Нужды нет, что сюжетные мотивы этой коллективной пьесы — вредительство, трусость, геройство — были общим местом всей тогдашней драматургии. Нужды нет, что романтика этого спектакля — романтика дальних дорог, освоения Дальнего Востока, тяжелой работы, осененной, как радугой, стройными воздушными очертаниями будущего города, — будет на самой высокой ноте оборвана войной и канет навсегда.
Сама эта мечта, это настроение, этот порыв молодежи в будущее существовали, были подлинной эмоцией эпохи, имели имя. Арбузов назвал несуществующий город, на строительство которого попадает Таня, «Стаьград». Поэт экрана Довженко поименует его «Аэроград». Реалист Герасимов даст своему молодежному фильму документальный заголовок: «Комсомольск». Студийцы — самые юные и романтические — назовут свой спектакль «Город на заре».
Арбузовский взгляд на подвиг «из-за кулис жизни» был размножен и воплощен буквально в каждом из персонажей, вымышленных студийцами, — счастливых и несчастливых, робких, скромных, хвастливых, положительных и отрицательных. Герои пьесы были добровольцами, бродягами, строителями, поэтами, даже негодяями, — но «членом профсоюза», привязанным к быту, не чувствовал себя никто. На крошечной сцене, не вмещающей декораций, торжествовала прекрасная условность. Одного силуэта дерева с лихвой хватало, чтобы изобразить тайгу; одной доски — чтобы на глазах у зрителей соорудить лодку; одного эпизода — чтобы заявить характер.
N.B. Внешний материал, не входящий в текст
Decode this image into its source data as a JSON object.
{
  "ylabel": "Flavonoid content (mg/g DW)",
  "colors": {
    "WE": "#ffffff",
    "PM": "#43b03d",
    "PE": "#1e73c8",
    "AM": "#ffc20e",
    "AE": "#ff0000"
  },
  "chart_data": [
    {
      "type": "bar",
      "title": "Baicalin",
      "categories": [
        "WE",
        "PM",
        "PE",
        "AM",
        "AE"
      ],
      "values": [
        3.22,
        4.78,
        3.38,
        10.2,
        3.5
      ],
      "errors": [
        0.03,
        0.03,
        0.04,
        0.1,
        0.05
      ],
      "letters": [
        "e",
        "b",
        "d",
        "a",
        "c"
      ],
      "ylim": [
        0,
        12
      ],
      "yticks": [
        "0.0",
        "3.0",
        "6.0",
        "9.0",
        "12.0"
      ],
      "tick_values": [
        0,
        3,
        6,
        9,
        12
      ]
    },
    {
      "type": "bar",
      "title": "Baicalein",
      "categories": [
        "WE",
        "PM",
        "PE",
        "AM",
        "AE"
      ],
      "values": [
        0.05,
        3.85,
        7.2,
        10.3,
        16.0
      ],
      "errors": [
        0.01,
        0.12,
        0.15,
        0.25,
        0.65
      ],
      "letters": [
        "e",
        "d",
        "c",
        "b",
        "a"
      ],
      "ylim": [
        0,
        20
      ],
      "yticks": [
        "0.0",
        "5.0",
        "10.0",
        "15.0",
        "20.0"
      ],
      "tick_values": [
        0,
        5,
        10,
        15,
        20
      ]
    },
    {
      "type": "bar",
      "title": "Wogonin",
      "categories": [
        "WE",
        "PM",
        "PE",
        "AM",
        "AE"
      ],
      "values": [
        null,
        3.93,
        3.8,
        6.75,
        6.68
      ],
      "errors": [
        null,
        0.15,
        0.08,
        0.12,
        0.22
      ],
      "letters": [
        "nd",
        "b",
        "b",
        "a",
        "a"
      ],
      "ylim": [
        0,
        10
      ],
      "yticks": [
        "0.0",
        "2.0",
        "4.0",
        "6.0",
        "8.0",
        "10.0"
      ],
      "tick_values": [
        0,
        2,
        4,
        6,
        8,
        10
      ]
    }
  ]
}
А рядом с протагонистами, {232} вплотную прижатый к ним теснотой сцены, размешался «хор»: в клетчатых ковбойках, в свитерах, еще не вошедших в моду, — разнокалиберный не по замыслу, а по реальным условиям времени. Он сострадал, гневался, ободрял, отворачивался, скорбел, рвался на помощь — жестом и песней. Песни эти так же разбегались тогда по молодежным компаниям безмагнитофонной еще Москвы, как теперь песни самодеятельных бардов. Их приходилось петь самим, под пианино чаще, чем под гитару. Гитара была редкостью, а пианино чуть что не правилом в интеллигентном доме: детей принято было учить музыке.